A Hybrid GRASP+VND heuristic for the two-echelon vehicle routing problem arising in city logistics

Abstract

The two-echelon vehicle routing problem (2E-VRP) is a variant of the classical vehicle routing problem (VRP) arising in two-level transportation systems such as those encountered in the context of city logistics. In the 2E-VRP, freight from a depot is compulsorily delivered through intermediate depots, named satellites. The first echelons are routes that distribute freight from depot to satellites, and the second are those from satellites to customers. This problem is solved by a hybrid heuristic which is composed of a greedy randomized adaptive search procedure (GRASP) with a route-first cluster-second procedure embedded and a variable neighborhood descent (VND), called GRASP+VND hereafter.
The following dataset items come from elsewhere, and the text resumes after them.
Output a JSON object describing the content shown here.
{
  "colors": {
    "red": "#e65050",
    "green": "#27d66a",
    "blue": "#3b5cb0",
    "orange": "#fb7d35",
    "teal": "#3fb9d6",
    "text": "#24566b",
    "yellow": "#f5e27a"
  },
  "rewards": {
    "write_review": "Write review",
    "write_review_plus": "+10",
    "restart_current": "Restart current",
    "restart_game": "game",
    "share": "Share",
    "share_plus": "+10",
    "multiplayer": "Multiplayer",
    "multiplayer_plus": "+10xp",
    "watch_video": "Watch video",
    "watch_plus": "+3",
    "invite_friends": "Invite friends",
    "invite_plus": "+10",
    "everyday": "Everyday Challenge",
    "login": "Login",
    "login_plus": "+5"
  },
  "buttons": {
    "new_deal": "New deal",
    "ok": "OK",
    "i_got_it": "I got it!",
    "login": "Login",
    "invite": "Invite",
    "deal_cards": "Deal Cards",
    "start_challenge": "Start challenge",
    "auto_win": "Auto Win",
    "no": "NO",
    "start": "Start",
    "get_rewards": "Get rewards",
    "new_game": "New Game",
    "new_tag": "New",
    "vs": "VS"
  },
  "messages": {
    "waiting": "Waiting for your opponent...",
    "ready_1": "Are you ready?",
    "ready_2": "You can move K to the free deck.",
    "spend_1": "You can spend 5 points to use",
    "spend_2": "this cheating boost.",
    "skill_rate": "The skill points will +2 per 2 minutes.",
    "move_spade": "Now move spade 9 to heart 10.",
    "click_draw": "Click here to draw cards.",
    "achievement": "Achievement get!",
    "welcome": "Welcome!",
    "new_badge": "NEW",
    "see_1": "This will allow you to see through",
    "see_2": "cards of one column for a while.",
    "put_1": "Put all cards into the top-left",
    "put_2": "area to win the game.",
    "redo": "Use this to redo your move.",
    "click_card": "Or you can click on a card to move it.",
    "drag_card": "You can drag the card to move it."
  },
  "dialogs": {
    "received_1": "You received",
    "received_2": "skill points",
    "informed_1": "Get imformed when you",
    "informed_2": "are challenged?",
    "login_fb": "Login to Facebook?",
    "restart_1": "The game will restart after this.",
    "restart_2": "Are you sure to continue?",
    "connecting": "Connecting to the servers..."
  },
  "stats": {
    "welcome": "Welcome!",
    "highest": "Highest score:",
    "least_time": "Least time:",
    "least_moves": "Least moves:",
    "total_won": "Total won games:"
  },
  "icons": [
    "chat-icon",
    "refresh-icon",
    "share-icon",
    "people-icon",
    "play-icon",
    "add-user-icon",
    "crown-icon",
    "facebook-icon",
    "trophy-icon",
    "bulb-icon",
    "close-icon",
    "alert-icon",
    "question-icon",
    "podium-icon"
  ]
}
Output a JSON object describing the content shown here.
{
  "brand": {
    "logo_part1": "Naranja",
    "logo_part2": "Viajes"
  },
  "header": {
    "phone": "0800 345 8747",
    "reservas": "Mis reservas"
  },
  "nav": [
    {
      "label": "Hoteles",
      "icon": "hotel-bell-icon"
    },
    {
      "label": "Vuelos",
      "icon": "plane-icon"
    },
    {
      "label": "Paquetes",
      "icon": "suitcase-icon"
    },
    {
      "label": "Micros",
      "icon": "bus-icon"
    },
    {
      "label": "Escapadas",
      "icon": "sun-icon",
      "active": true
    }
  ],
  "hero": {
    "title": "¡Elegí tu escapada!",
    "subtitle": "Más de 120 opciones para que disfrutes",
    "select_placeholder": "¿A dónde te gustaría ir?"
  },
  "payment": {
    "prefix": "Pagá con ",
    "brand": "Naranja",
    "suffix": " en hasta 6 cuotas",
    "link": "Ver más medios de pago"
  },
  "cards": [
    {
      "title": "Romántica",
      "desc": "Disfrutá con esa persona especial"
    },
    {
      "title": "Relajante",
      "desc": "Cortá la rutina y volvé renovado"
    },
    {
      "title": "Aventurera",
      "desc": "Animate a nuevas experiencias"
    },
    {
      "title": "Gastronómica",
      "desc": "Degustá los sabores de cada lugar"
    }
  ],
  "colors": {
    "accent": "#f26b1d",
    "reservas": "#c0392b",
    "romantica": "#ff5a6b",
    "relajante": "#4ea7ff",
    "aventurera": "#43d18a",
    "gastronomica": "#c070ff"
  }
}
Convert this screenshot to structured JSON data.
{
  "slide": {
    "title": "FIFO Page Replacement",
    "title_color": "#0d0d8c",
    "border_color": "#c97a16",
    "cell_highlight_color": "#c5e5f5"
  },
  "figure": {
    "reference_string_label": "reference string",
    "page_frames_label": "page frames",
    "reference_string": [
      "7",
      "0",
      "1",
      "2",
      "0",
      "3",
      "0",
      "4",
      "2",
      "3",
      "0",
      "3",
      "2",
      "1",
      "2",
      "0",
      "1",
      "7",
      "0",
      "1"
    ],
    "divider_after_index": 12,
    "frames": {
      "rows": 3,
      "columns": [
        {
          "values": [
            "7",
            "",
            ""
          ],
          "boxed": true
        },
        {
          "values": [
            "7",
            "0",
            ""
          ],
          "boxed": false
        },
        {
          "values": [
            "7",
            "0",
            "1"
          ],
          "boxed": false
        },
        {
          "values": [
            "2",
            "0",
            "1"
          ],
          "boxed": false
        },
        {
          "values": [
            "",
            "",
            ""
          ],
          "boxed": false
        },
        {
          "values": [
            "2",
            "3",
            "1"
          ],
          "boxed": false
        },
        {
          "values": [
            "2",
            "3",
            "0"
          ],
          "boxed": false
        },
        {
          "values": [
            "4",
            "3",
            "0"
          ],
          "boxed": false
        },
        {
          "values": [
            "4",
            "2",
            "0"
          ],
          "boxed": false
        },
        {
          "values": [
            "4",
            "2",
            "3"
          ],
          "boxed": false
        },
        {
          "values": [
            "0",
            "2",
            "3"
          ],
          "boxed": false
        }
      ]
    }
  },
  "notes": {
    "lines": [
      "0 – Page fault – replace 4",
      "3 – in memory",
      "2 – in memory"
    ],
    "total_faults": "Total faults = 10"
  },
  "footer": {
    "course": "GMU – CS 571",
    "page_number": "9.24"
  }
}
Firstly, an extended split algorithm in the GRASP continuously splits randomly generated permutations of all customers and assigns customers to satellites reasonably until a feasible assignment appears, and a complete 2E-VRP feasible solution is obtained by solving the first echelon problem subsequently and, secondly, a VND phase attempts to improve this solution until no more improvements can be found. The process above is iterated until the maximum number of iterations is reached. Computational tests conducted on three sets of benchmark instances from the literature show that our algorithm is both effective and efficient and outperforms the best existing heuristics for the 2E-VRP. © 2014 Zheng-yang Zeng et al.